O baralhar de cartas foi penoso.
A lógica da vida nem sempre foi respeitada, trucidando aleatoriamente quem menos se esperava e o luto foi surgindo.
Em família e não só.
Nomes, de quem se sentou ao meu lado na escola, ficaram gravados em lápides. A presença na última homenagem a amigos ou seus familiares, companheiros de várias fases da vida ou a simples conhecidos, fizeram-me adquirir a solenidade do momento.
Apresentar condolências, escutar o dobrar dos sinos, ouvir o eterno silêncio a ser quebrado pelo raspar das pás no chão, permitiram-me saber estar durante a funesta cerimónia, mesmo quando é a nossa vez de receber os sentidos pêsames, ou a carregar a urna do ente querido falecido.

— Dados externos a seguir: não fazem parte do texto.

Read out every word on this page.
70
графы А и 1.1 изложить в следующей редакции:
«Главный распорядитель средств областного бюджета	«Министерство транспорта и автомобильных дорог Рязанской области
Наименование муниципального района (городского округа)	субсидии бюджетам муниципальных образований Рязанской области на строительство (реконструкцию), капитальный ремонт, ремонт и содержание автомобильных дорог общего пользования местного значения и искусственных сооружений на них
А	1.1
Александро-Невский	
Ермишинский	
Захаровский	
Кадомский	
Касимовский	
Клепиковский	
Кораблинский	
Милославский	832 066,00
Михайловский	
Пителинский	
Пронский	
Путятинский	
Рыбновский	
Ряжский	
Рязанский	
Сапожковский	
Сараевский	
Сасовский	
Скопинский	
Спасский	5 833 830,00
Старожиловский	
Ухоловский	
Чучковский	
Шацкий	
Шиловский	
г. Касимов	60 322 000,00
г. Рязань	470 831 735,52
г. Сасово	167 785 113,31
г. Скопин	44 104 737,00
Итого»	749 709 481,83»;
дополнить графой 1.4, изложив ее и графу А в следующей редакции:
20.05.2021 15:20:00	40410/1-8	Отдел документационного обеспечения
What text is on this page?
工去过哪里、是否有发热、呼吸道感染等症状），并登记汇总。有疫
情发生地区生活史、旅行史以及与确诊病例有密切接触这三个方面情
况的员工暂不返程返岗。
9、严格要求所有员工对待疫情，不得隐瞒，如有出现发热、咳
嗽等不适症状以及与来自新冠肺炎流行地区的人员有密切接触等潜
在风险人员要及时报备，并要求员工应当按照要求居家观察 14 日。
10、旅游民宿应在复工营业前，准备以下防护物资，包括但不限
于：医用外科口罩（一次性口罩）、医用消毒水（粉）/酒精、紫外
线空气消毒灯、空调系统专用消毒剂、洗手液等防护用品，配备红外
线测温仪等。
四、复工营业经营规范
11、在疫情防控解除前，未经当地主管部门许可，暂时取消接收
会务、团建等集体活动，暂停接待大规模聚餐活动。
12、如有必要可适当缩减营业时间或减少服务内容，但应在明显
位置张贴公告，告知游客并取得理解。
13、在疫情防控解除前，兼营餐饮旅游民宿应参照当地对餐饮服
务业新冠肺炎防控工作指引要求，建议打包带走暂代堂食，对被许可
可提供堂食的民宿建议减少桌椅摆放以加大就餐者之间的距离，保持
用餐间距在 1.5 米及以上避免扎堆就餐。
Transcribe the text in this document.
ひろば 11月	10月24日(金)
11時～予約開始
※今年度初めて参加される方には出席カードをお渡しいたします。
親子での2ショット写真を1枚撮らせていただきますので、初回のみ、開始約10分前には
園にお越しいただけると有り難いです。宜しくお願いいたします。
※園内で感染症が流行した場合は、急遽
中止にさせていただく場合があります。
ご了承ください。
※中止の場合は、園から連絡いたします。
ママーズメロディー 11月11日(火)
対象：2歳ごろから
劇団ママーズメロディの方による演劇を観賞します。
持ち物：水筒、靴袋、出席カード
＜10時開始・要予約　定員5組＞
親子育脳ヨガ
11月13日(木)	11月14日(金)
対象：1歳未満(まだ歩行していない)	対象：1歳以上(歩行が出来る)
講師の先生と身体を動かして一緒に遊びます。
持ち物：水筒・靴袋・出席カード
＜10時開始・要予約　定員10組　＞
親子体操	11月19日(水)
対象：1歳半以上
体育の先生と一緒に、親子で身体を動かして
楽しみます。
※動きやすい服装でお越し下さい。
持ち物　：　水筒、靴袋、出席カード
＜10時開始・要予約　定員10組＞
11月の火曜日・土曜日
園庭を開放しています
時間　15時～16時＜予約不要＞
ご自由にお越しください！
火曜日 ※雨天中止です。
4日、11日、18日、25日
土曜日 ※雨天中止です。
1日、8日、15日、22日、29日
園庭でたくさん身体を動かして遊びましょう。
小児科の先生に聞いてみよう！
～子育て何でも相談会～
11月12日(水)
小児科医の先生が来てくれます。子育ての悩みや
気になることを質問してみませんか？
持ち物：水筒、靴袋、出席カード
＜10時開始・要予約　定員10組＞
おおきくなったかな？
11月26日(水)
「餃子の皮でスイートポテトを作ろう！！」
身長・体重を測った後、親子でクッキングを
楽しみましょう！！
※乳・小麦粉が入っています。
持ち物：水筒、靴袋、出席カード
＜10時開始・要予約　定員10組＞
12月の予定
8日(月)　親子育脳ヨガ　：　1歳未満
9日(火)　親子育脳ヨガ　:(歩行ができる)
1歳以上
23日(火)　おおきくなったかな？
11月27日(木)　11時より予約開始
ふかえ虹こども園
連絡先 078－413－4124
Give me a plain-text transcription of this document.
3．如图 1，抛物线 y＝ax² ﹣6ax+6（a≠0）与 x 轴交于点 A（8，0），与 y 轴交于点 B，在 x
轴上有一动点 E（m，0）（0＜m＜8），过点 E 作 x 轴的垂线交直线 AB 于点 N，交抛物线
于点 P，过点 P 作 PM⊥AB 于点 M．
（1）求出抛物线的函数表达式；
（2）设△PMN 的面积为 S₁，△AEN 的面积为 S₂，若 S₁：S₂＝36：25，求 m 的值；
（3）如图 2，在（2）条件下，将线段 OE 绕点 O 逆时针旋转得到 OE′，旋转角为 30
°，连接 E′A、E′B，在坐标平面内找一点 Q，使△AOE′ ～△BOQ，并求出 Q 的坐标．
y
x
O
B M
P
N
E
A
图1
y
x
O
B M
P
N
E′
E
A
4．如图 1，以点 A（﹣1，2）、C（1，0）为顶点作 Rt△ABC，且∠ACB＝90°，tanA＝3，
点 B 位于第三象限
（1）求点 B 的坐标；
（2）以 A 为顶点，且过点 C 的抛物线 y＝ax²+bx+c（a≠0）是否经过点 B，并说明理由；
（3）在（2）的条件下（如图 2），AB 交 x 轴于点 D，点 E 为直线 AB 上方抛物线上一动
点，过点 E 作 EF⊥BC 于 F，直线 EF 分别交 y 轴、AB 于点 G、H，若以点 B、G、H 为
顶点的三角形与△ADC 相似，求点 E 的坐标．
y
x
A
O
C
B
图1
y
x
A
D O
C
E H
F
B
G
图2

Os anos passaram. Há quase vinte anos, a minha avó Maria deixou a casa a um dos seus herdeiros. As obras de conservação, de restauro do imóvel, não destruíram a sala de entrada. A renovação do mobiliário manteve o tipo e a quantidade, até a posição original ficou inalterada. Os livros estão agora atrás das portadas de um armário de meia altura. O desajustado naperon foi retirado. Por lá continuam as mesmas fotografias, enquadradas pela mesma moldura e na disposição em que sempre as conheci. As imagens dos três derradeiros detentores do trono de Portugal continuam a fazer companhia à restante família, numa eterna homenagem ao dono da casa, mesmo não havendo entre os seus descendentes acérrimos defensores do anacrónico regime.
Percorro o resto da casa. Outras fotografias representando a história da família, outrora colocadas pelos demais compartimentos, perduram nos mesmos locais. Acrescentaram-se mais, retratando as últimas décadas do século XX. Estas a cores, contrastando com as fotos da sala de entrada, todas do tempo da fotografia a preto e branco. Por ali me demoro mais um pouco. Continuo sem saber o nome, nem o grau de parentesco com os meus avós, dos antepassados retratados. Ao som das tropelias dos meus filhos, em brincadeira no piso superior com primos igualmente crianças, apercebo-me de um retrato que há quarenta anos não existia naquele espaço, uma fotografia de um tio falecido há quase nove anos.
De regresso ao convívio familiar medito sobre a minha descoberta. Atento às traquinices dos miúdos, exteriorizando a sua energia, tão característica nas incursões à aldeia da avó. O legado familiar vai-se transmitido.
Eis-me enraizado na segunda camada do castelo de cartas.